A satirical look at the Philadelphia region and beyond. (All stories are fabricated, with no basis on fact.)
Friday, August 15, 2008
Coxswain with artificial voice not allowed to compete at Games
Garry Montorsi's dream of competing in the Beijing Games as a coxswain for the Canadian men's heavy weight eight rowing team came to an end yesterday morning.
The Olympic Governing Body (OGB) ruled that the device Montorsi uses to speak, because of years of heavy smoking, gives him an unfair advantage over other coxswains competing in the games.
"It's not fair to the other athletes here in Beijing," said Yuri Fetisov, an OGB official. "With the device, his voice is very crisp and clear and somewhat louder."
Some coxswains agreed with the OGB decision. "During practice yesterday I heard Montorsi yelling 'stroke, stroke.' It was just so damn clear and understandable," said Australia's men's heavy weight eight coxswain Clinton Thomas.
Montorsi, 22,was born with a rare smoking problem. "I smoked from the time I was 6 or 7. It was just a problem I was born with," said Montorsi. "I had a doctor's note to smoke in class and on the playground. But never really learned to smoke in the pool."
So intense is his habit that he often smoked on board the scull while shouting signals, using his electrical voice box, for the rowers when he first began in the sport. Montorsi attempted to hold the cigarette out to the side so secondhand smoke would not drift into the rower's faces.
"He had a device to help him speak but on the top of it was a hole to place a cigarette. So he could talk and smoke," said Hal Garren, his coach at Winnipeg State University in Manitoba, Canada.
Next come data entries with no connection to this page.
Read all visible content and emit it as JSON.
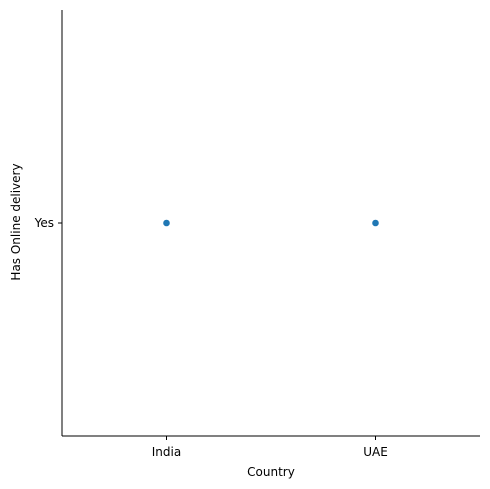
{
  "chart_data": {
    "type": "scatter",
    "title": "",
    "xlabel": "Country",
    "ylabel": "Has Online delivery",
    "categories": [
      "India",
      "UAE"
    ],
    "y_categories": [
      "Yes"
    ],
    "points": [
      {
        "x": "India",
        "y": "Yes"
      },
      {
        "x": "UAE",
        "y": "Yes"
      }
    ],
    "grid": false,
    "legend": "none",
    "marker_color": "#1f77b4"
  }
}
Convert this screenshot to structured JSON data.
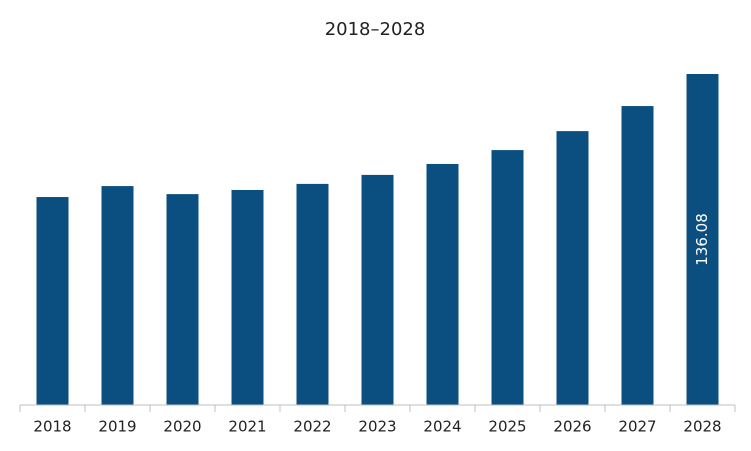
{
  "chart_data": {
    "type": "bar",
    "title": "2018–2028",
    "categories": [
      "2018",
      "2019",
      "2020",
      "2021",
      "2022",
      "2023",
      "2024",
      "2025",
      "2026",
      "2027",
      "2028"
    ],
    "values": [
      85.5,
      90.0,
      86.7,
      88.4,
      90.9,
      94.6,
      99.1,
      104.8,
      112.6,
      122.9,
      136.08
    ],
    "value_labels": [
      null,
      null,
      null,
      null,
      null,
      null,
      null,
      null,
      null,
      null,
      "136.08"
    ],
    "color": "#0b4f80"
  }
}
Because of the heavy smoking, Montorsi lost his voice around the age of 12 and became a coxswain at the age of of 15. He admitted that it was difficult in the beginning, but later he learned to accept his new voice device.
"In middle school [my friends and I] would go to the supermarket and I would yell,'Clean up in aisle four.' Minutes later store employees would arrive at a clean aisle. We would all crack up. At baseball games I would yell, 'And now batting...'" said a smiling Montorsi.
The OGB realizes this was a difficult decision and has offered Montorsi and his family a ten-day all-expense-paid vacation to Hong Kong and Nanjing.